Retirez l’aliment, y compris le foin, jusqu’aux consignes du vétérinaire. Laissez l’eau disponible sauf instruction contraire. Ne donnez ni médicament, ni huile, ni aliment « pour aider le transit » sans avis médical : certains produits peuvent masquer l’évolution ou créer un risque de fausse route.

Marchez le cheval quelques minutes s’il reste calme et que cela peut se faire en sécurité. La marche ne guérit pas une colique ; elle évite parfois les roulades dangereuses. Un cheval épuisé ou qui cherche à se coucher doit être surveillé dans un espace dégagé, sans le forcer à marcher.

Préparez un lieu éclairé, calme et accessible pour la visite. Gardez à portée les documents sanitaires et, si possible, notez la fréquence cardiaque, la température et l’aspect des muqueuses uniquement si vous savez les mesurer sans retarder l’appel.

Prévenir les coliques au quotidien

La prévention repose sur une routine alimentaire stable. Répartissez le fourrage sur la journée, adaptez les concentrés au travail réel et introduisez tout changement de ration progressivement, sur une à deux semaines selon le produit et la sensibilité du cheval.

Une eau propre, accessible en permanence et contrôlée en hiver limite le risque de déshydratation.

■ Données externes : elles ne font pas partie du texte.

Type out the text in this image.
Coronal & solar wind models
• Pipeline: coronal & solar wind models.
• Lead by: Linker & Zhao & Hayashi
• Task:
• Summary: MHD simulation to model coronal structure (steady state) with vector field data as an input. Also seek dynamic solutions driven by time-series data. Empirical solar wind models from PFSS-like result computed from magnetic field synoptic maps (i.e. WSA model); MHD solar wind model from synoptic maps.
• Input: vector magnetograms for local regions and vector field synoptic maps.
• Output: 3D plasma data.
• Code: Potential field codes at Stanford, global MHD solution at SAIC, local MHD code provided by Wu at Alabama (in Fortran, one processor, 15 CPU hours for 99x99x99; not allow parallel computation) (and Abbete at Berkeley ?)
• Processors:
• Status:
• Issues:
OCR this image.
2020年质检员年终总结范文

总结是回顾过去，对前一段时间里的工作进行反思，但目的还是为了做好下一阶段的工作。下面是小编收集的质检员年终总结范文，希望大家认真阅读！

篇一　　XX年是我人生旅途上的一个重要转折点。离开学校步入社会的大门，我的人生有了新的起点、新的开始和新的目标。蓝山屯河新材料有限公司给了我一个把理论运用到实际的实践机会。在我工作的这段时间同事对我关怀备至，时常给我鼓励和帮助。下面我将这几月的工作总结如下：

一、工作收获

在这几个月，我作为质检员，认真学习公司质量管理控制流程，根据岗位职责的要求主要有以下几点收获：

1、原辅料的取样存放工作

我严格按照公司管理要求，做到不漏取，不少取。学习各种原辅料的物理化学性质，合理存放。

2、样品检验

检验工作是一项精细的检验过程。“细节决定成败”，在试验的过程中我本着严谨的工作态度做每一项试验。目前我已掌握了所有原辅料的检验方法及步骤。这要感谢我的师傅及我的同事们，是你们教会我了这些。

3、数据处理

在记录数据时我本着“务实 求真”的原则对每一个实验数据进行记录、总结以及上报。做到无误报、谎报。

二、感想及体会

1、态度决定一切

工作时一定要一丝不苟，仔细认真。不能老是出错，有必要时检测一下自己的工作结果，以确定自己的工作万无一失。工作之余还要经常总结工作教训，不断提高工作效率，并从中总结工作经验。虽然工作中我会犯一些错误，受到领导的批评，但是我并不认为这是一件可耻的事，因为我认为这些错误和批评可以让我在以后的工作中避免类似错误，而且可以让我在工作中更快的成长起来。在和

Surveillez les abreuvoirs : un cheval peut réduire fortement sa consommation si l’eau est froide, souillée ou si le débit est insuffisant.

  • favoriser un mouvement quotidien adapté à son état ;
  • contrôler les crottins, l’appétit et la prise de boisson ;
  • faire suivre dents, vaccins et parasites avec le vétérinaire ;
  • éviter que le cheval mange directement sur un sol sableux ;
  • inspecter paddock, box et râtelier pour retirer ficelles, plastiques et plantes toxiques.

Coliques chez le cheval : les bons réflexes à retenir

Une douleur abdominale chez le cheval demande une réaction rapide, calme et organisée. Observer, appeler le vétérinaire, retirer la nourriture et sécuriser l’animal constituent les premiers gestes utiles. La rapidité d’intervention compte davantage que la recherche d’un remède à la maison.

Après l’épisode, reprenez avec le vétérinaire les causes possibles et les ajustements à prévoir : alimentation, eau, activité, dentition, gestion des pâtures ou protocole parasitaire. Cette analyse aide à réduire les facteurs de risque sans garantir qu’un cheval ne fera jamais de coliques.